Следуя Достоевскому, стремившемуся к преодолению антиномий, снятию противоречий в целостном, всеразрешающем синтезе, Н.А. Бердяев, С.Н. Булгаков, С.Л. Франк и др. не останавливались на антитезе: «гуманизм» – «христианство». Критикуя гуманизм, они в то же время не отрицали положительного значения данной им апологии человека. Гуманизм, поставляющий человека центром Вселенной, представляет собой необходимый этап на пути осознания того царственного места человека в творении, которое устанавливается лишь в христианской системе координат. «Через гуманизм в муках рождается активность человека, идущая снизу вверх, а не сверху вниз.

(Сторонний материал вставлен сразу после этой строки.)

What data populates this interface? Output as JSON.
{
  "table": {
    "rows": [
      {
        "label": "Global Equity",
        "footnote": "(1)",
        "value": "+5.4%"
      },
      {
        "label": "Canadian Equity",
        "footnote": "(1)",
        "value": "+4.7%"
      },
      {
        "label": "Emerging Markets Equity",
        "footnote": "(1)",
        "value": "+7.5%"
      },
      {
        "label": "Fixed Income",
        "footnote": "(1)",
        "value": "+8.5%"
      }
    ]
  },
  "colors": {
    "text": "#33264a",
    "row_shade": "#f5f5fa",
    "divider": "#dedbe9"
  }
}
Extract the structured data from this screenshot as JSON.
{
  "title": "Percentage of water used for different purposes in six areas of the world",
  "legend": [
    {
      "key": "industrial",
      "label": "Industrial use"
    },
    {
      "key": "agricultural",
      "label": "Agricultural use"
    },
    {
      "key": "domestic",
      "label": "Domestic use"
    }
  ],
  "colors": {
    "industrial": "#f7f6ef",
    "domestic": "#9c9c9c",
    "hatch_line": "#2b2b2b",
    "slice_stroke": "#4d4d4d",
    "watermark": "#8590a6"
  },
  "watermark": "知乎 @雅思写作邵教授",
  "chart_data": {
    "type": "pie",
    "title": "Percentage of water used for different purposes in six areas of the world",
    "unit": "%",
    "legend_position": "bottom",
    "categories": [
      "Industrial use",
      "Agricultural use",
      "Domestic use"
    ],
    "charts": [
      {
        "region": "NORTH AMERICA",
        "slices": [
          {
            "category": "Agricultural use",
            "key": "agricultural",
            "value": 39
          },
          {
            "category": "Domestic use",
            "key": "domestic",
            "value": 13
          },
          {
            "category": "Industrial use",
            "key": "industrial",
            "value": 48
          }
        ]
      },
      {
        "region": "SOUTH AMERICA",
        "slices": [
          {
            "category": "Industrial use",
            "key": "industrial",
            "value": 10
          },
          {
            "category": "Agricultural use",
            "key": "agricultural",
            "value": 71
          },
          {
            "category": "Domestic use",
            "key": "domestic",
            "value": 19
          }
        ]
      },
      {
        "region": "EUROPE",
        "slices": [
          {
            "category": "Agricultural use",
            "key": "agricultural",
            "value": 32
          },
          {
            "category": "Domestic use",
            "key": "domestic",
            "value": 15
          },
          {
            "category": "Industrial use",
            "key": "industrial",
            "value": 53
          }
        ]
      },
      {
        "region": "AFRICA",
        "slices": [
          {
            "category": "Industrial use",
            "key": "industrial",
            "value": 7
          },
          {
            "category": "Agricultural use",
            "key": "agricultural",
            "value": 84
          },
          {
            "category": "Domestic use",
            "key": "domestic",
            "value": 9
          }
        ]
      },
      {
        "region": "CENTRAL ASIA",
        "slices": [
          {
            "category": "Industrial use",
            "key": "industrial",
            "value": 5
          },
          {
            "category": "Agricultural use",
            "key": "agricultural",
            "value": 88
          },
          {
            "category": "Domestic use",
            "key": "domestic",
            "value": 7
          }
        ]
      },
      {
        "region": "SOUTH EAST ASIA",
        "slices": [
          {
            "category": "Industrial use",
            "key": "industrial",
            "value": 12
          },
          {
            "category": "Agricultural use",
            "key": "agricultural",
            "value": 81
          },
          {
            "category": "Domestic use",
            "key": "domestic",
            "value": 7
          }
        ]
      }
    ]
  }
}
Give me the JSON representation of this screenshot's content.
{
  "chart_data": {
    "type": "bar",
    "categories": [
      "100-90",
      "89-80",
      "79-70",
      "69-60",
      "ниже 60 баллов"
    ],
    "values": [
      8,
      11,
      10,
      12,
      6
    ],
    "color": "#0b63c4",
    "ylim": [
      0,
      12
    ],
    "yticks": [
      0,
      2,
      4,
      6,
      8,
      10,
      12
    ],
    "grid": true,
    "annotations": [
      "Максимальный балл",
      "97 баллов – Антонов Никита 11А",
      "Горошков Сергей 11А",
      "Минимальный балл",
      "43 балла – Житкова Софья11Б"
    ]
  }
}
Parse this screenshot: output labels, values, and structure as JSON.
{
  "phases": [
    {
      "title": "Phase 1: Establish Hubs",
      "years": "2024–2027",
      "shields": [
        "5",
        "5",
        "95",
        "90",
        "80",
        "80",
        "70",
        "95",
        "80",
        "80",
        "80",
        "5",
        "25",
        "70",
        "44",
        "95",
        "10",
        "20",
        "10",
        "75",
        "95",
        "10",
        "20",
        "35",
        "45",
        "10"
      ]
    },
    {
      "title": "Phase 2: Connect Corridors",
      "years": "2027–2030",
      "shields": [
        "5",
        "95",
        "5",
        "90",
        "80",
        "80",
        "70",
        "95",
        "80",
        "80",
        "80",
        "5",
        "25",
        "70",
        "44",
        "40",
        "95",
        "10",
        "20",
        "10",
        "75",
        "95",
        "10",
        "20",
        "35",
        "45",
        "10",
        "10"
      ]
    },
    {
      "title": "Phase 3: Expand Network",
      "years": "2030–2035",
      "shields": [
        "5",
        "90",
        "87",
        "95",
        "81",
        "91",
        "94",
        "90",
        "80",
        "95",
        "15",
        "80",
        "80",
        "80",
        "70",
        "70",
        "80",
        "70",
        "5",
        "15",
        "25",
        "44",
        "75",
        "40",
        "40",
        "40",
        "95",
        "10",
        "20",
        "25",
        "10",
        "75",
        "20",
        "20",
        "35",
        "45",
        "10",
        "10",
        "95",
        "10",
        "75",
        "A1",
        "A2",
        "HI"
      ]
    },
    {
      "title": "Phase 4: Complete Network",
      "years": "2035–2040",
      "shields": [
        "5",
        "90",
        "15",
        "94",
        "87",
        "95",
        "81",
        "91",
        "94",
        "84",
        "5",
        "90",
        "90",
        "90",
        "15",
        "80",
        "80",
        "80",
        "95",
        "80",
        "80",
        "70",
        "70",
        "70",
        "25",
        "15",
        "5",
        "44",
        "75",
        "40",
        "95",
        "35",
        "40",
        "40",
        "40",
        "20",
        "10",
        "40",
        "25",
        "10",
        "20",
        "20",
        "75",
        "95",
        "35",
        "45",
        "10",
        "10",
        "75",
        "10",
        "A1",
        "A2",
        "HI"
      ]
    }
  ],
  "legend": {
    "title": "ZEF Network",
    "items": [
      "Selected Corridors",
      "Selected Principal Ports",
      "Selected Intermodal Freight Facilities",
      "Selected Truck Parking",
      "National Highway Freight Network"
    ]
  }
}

Правда гуманизма – часть религии богочеловечества, предполагающая веру не только в Бога, но и в человека»

[198].

Человек должен был пройти через богооставленность, должен был быть «отпущен на свободу в природный мир», чтобы стало окончательно ясно: «Подлинного человека, человека-микрокосма, царя природы нет без Бога и Бого-человека» [199]

. Гуманизм дал толчок свободному развитию творческих сил человека, но это развитие очень скоро начало спотыкаться о пределы и границы человеческой природы как таковой. Разомкнуть эти границы, открыть безграничное поприще созиданию способно лишь христианство, и потому преодоление гуманизма совершается в том, что Бердяев и Франк называют «христианским гуманизмом» [200], гуманизмом Богочеловечества. Этот гуманизм, видящий в человеке – каждом, даже самом ничтожном и падшем – нестираемый и нетленный образ Творца, рассматривающий человека в перспективе его Богочеловечности, по их убеждению, и утверждал Достоевский. Именно он, спустя девятнадцать веков после Боговоплощения, художественно раскрыл своим современникам правду христианства о человеке, утверждаемую в нем глубину и «онтологическую значительность всякой человеческой личности»
[201], тайну богоподобия человека, тайну его бессмертия.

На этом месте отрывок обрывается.